Una delle due vittime dell’attacco alla sinagoga di Manchester avvenuto ieri è stata uccisa dalla polizia. La conferma è arrivata dalla Greater Manchester Police: sulla base degli esami condotti sul cadavere, uno dei due fedeli morti è stato raggiunto dal “fuoco amico” degli agenti intervenuti per neutralizzare l'aggressore Jihadi al Shamie, entrato in azione nel giorno del Kippur. Anche uno dei tre feriti sarebbe stato colpito da un’arma da fuoco e quindi dalla polizia, ma le sue condizioni non destano preoccupazione.

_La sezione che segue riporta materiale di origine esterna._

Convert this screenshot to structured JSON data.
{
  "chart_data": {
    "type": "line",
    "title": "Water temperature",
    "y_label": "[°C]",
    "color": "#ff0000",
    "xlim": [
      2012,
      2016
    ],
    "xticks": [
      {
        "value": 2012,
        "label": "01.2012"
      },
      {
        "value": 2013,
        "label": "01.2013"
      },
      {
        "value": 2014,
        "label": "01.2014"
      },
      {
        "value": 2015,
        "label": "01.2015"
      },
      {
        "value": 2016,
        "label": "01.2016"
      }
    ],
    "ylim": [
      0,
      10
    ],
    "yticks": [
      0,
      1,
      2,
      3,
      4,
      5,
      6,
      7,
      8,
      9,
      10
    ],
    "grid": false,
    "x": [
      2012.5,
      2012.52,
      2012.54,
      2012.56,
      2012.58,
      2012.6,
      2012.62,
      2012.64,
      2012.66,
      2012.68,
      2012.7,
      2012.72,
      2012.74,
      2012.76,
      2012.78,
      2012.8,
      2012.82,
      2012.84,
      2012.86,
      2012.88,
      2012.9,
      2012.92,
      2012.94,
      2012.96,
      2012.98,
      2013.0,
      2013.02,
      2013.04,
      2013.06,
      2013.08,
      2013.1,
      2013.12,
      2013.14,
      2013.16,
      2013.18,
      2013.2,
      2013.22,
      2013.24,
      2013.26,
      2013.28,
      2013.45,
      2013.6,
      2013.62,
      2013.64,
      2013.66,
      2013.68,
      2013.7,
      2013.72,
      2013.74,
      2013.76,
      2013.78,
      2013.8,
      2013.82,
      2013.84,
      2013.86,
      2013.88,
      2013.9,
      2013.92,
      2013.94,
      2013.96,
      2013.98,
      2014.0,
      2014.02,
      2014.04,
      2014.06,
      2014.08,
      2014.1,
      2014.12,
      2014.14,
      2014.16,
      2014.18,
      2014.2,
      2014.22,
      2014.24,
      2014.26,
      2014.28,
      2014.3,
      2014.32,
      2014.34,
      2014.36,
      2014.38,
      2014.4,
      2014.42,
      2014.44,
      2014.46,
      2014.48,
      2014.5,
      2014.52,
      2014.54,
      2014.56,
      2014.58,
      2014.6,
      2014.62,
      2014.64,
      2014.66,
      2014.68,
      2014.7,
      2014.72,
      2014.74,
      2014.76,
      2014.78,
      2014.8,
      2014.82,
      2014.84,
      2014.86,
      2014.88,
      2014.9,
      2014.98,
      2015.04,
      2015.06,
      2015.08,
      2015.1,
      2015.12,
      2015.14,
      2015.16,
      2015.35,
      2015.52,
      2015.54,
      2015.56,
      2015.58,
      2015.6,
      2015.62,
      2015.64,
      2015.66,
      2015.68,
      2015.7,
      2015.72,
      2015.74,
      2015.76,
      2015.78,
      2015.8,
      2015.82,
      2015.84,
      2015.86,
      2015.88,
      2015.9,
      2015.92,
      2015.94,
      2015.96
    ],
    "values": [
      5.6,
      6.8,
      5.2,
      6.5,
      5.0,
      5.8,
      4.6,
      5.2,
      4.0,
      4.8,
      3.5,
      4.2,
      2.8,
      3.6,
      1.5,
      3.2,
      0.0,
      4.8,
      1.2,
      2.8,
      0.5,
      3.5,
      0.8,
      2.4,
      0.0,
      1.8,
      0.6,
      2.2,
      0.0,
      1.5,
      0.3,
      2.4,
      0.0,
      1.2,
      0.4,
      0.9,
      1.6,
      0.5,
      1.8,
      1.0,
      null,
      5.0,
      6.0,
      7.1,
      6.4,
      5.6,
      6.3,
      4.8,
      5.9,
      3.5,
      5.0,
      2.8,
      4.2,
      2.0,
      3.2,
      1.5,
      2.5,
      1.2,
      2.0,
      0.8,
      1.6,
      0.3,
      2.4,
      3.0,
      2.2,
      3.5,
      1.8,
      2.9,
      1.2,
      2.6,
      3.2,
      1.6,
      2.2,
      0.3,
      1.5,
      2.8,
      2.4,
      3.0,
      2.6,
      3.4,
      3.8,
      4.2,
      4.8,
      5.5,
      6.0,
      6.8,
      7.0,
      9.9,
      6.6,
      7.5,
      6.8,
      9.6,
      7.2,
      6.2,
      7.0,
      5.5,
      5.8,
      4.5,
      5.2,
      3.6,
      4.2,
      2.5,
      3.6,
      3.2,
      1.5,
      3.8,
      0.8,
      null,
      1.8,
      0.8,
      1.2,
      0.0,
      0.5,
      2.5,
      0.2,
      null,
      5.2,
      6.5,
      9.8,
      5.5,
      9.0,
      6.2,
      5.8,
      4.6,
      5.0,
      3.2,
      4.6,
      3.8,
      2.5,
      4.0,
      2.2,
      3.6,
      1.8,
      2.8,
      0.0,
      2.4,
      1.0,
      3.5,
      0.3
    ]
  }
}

Secondo quanto confermato dal comandante della Greater Manchester Police Stephen Watson, i due erano vicino all'ingresso della sinagoga, non lontano dall'assalitore. Si ritiene che entrambe le vittime ferite da arma da fuoco fossero "strette l'una accanto all'altra dietro la porta della sinagoga, mentre i fedeli si sono comportati coraggiosamente per impedire all'aggressore di entrare". Per il momento non è stato reso noto chi tra Melvin Cravitz (66 anni) e Adrian Daulby (53 anni) è stato colpito dalla polizia. "I nostri pensieri e le nostre preghiere sono rivolti a tutte le famiglie e alla comunità in generale, colpite da questo incidente nella Greater Manchester e oltre. Gli operatori specializzati stanno fornendo supporto e assistenza a tutti coloro che sono stati direttamente colpiti, compresi i nostri coraggiosi soccorritori” conclude la nota delle autorità.
Il dibattito sull’attentato di Manchester prosegue senza sosta. La comunità ebraica ha denunciato l’odio dilagante – negli ultimi mesi si sono moltiplicate le minacce e le aggressioni – mentre il premier Keir Starmer ha assicurato tolleranza zero contro la violenza "dell'antisemitismo risorgente".
La ministra dell'Interno Shabana Mahmood ha auspicato "un passo indietro" da parte dei manifestanti pro Pal. L'attentatore, Jihadi al-Shamie, era un 35enne senza apparenti precedenti. L’uomo era entrato nel paese con la famiglia in fuga dalla Siria laica di Assad e divenuto cittadino britannico nel 2006.